Comparison of the Physicochemical Surface Properties of Streptococcus rattus with Those of Other Mutans Streptococcal Species

Abstract

Mutans streptococci comprise a group of seven closely related, yet distinct species. The distinction between the four species used in this study, namely Streptococcus sobrinus, Streptococcus cricetus, Streptococcus rattus, and Streptococcus mutans, has been made only recently on the basis of DNA homologies. In order to determine if there is a difference in the physicochemical surface properties of these species, strains were characterized by contact angles, zeta potentials and isoelectric points (IEP), elemental surface compositions by X-ray photoelectron spectroscopy, and molecular moieties by infrared spectroscopy. Contact angles, particularly when measured with water, can be considered a measure of cell surface hydrophobicity; zeta potentials reflect the charge of the outermost cell surface; X-ray photoelectron spectroscopy yields the relative abundance of carbon, oxygen, nitrogen, and phosphorus over the outer 5 nm of the bacterial cell surface; infrared spectroscopy enables a molecular characterization in terms of proteins, phosphates, and polysaccharides. All four species were homogeneous with regard to their physicochemical surface properties.

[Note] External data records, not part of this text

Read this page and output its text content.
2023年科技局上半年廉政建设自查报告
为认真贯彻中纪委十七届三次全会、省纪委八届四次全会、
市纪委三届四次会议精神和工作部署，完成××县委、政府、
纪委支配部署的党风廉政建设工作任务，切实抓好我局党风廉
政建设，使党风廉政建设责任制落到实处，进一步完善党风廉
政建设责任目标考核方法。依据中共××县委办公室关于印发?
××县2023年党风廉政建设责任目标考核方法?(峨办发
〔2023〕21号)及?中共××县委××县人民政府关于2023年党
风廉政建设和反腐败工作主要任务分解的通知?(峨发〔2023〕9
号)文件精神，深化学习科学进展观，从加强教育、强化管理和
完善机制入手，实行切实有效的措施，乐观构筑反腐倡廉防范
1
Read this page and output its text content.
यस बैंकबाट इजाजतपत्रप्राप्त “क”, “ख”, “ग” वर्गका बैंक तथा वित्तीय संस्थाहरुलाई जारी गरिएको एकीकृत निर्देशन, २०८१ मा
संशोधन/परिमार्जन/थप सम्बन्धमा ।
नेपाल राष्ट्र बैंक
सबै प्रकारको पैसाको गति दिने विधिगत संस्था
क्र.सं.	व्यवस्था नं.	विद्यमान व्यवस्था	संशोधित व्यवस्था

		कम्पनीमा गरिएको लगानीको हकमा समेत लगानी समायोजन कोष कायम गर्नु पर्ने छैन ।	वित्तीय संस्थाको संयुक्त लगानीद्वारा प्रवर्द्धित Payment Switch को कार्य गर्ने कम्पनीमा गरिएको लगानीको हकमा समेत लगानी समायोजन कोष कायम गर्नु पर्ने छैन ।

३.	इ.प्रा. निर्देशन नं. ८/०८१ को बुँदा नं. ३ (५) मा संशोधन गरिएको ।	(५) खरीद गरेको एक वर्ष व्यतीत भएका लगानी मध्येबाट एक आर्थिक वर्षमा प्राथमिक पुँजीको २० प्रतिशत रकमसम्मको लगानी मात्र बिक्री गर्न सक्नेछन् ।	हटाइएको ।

However, the S. rattus species were clearly different from the others on the basis of the low water contact angle (21 +/- 2 vs. 26-31 degrees), highly negative zeta potential and lack of IEP, and high oxygen/carbon (0.50 +/- 0.02 vs. 0.41-0.43) and phosphorus/carbon (0.016 +/- 0.001 vs. 0.006-0.008) surface concentration ratios. Amongst the other differences observed, each species had a characteristic pH dependence of their zeta potential measured in phosphate buffer, yielding an IEP of 1.7, 2.1, and 2.5 for S. cricetus, S. sobrinus, and S. mutans, respectively. However, a cluster analysis on the zeta potential data showed only an isolated cluster for the S. rattus species. Thus it is likely that the higher cariogenicity of S. sobrinus with respect to S. cricetus and S. mutans is, in addition to a higher acidogenicity, due to the smaller negative surface charge, giving an increased adhesion to negatively charged tooth surfaces. S. rattus is expected to be the least adherent strain in the oral cavity as it carries a relatively high negative surface charge.